Despite the dissolving of the BufferBox service only a year into the ownership by Google, Kirkup doesn’t want other startups to shy away from bigger companies.


“It really comes down to the specific opportunities and challenges that are in front of you and the path that you want to go on,” said Kirkup. “It’s a very personal decision.”


BufferBox currently has kiosks in southern Ontario and the San Francisco area.


“It was extremely important to them that they were able to remain here in KW to give back to the community and be part of the special building of this ecosystem,” said Kirkup.

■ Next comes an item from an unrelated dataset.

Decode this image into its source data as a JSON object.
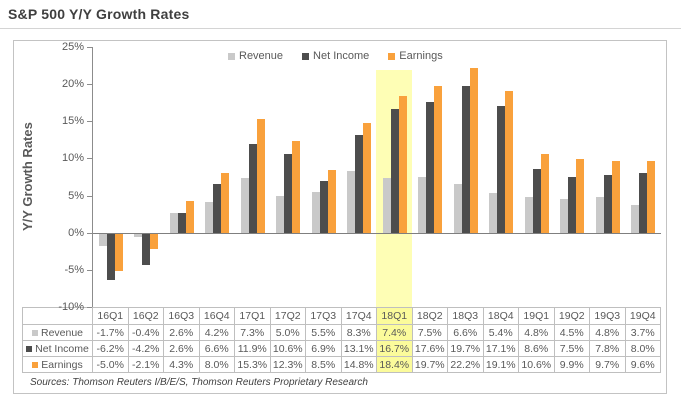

The future of the BufferBox service, its founders, and its employees is unclear. According to their website, there are no formal plans to restart the BufferBox service.


“We still remain extremely happy and excited to have been part of their journey and to have helped in whatever way we can and they continue to give back,” said Kirkup, adding that some of the company founders will be participating in VeloCity’s pitch night event this term. BufferBox’s founders have also actively participated in VeloCity’s mentoring program.


“This isn’t the last we’re going to see from BufferBox.”